El café fue probablemente cultivado por primera vez en algún lugar de la actual Etiopía, hace más de 10.000 años. Desde entonces se distribuyó por todo el mundo siguiendo las rutas comerciales de cada época. Poco debe haber variado desde su composición original y mucho se ha dicho con respecto a  este brebaje. Sus propiedades, se dice, son muy variadas y es conocido su poder para disminuir la sensación de sueño. Sus efectos sobre la salud están impregnados de tradiciones que aseguran que el café aumenta la tensión arterial y la frecuencia cardíaca, aumenta el riego de infarto y de eventos cerebro-vasculares, disminuye o aumenta la potencia sexual, provoca gastritis y problemas digestivos y aumenta el riesgo de padecer enfermedades crónicas. Pocos alimentos tan antiguos gozan de tantas propiedades nunca confirmadas científicamente. Dado que el café contiene cafeína, un estimulante, su consumo no ha sido considerado como parte de un estilo de vida saludable. Sin embargo el café es una fuente de antioxidantes y otros compuestos bioactivos con efectos positivos sobre la salud.

Las enfermedades crónicas se llevan alrededor del 70% del gasto sanitario, variando de acuerdo al tipo de sistema sanitario y de población de los distintos países. De todas maneras desde la perspectiva de la salud pública es muy importante conocer los efectos del consumo del café sobre estas enfermedades, fundamentalmente en la población sana.
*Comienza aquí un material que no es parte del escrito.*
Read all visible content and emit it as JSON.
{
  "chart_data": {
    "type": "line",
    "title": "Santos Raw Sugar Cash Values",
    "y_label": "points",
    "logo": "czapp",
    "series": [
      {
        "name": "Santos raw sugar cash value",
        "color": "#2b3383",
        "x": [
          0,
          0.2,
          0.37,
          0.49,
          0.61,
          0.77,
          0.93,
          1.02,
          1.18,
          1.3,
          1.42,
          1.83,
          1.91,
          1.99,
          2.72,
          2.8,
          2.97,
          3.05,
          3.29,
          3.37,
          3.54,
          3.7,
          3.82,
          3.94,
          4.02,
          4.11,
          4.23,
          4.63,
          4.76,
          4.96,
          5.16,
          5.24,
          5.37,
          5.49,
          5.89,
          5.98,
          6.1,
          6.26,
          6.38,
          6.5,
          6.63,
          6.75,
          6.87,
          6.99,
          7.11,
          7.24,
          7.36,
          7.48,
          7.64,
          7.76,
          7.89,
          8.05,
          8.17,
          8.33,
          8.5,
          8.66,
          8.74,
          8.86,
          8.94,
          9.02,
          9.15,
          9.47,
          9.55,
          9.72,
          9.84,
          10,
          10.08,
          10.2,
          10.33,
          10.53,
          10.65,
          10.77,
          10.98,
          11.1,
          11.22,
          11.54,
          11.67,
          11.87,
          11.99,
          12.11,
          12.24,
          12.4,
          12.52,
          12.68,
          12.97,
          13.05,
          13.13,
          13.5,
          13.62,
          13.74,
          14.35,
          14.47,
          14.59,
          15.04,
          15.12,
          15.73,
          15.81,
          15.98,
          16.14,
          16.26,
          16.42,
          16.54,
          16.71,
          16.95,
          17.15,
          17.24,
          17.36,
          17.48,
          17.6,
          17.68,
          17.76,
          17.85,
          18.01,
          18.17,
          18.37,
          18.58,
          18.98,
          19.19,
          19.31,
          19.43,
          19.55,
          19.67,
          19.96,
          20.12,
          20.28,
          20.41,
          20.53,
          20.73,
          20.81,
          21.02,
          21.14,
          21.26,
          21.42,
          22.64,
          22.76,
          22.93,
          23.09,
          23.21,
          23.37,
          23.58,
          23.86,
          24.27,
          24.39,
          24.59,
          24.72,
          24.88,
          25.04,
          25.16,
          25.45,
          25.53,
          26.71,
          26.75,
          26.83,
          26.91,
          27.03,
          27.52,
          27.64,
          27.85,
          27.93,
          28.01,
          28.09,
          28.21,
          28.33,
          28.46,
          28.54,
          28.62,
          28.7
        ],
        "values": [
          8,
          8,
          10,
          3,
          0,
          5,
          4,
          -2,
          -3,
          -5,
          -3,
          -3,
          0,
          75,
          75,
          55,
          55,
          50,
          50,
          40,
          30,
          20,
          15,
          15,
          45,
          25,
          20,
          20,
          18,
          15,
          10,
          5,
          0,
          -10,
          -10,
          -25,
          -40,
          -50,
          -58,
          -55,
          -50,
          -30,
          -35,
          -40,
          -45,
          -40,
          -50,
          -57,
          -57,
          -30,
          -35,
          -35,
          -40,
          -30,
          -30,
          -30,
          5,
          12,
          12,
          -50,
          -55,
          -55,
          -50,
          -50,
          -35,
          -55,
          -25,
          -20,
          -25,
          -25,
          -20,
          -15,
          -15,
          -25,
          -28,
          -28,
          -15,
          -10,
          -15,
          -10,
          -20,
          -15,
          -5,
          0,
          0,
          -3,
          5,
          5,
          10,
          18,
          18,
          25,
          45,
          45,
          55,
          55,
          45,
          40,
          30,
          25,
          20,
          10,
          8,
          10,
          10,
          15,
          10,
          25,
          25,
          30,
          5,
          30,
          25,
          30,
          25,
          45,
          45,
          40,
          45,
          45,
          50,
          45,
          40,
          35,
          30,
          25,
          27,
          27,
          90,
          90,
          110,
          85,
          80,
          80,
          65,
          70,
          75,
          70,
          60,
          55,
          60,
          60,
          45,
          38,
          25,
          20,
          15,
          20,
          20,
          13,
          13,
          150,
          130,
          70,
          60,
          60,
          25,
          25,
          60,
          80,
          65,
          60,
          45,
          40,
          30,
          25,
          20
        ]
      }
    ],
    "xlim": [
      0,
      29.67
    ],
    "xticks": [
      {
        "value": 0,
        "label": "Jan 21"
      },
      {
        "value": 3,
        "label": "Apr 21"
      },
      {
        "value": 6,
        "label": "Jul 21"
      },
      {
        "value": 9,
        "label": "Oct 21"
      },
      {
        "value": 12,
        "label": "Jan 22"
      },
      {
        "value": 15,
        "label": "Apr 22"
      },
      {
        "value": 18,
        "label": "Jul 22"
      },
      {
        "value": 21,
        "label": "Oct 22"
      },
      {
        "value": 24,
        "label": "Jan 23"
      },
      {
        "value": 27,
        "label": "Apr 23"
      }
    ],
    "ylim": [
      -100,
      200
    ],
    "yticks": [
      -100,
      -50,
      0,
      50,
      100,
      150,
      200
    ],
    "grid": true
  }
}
Hace algunos años que distintos estudios comenzaron a poner luz sobre las verdaderas propiedades del café para sorpresa de todos, fundamentalmente de la comunidad médica.

En mayo de 2002 un estudio canadiense (1) hecho a 6434 personas mayores de 65 años, sin deterioro en sus funciones cognitivas encontró, entre otras conclusiones, una relación inversa entre el consumo de café y el deterioro de las funciones mentales. De las 6434 personas que iniciaron el estudio en 1991, 4615 estaban vivas en 1996. Aquellos que consumían bebidas con alcohol (en particular vino), café diariamente y aquellos que practicaban ejercicios regularmente tuvieron menos riesgo de desarrollar enfermedad de Alzheimer.

En marzo de 2012 un estudio alemán (2) valoró la asociación entre el consumo de café y el riesgo de padecer enfermedades crónicas, incluyendo diabetes tipo 2, infarto de miocardio, eventos vasculares cerebrales y cáncer. Se siguió la evolución durante 9 años de 43000 pacientes. El consumo de café tanto tradicional como descafeinado no se asoció con mayor riesgo de enfermedades crónicas, ni cáncer. Sí se encontró un menor riesgo de presentar diabetes tipo 2, menor aún en las personas que tomaban café descafeinado. Un beneficio que probablemente no alcance a los consumidores de café que además son fumadores (el verdadero factor de riesgo).

En mayo de 2012 un estudio norteamericano (3) examinó la relación entre el consumo de café y mortalidad en una población de casi 230.000 hombres y 174.000 mujeres de 50 a 71 años de edad seguidos desde 1995 hasta 2008. Este trabajo encontró una relación inversa entre el consumo de café y la mortalidad de cualquier causa, una vez despejado el efecto del tabaco sobre esta población. Y específicamente una menor relación de mortalidad debida a enfermedades cardíacas, respiratorias, eventos cerebro-vasculares, accidentes, diabetes e infección.

Los autores declararon no tener conflicto de intereses, lo que significa que no hay empresas patrocinadoras del estudio, ni los resultados puedan estar influidos por eventuales intensiones de lucro.

A nivel individual hay personas más sensibles que otras a los efectos del café. Pero en líneas generales es probable que recomendar dos o tres tazas de café por día ya sea tradicional o descafeinado sea más beneficioso que no beberlo, siempre que vaya acompañada de los otros componentes de un estilo de vida saludable.

FUENTES CITADAS: 

1)Linsay J, Laurin D, René V, et al. Risk Factors for Alzheimer’s Disease: A Prospective Analysis from the Canadian Study of Health and Aging. Am J Epidemiol 2002;156445-453.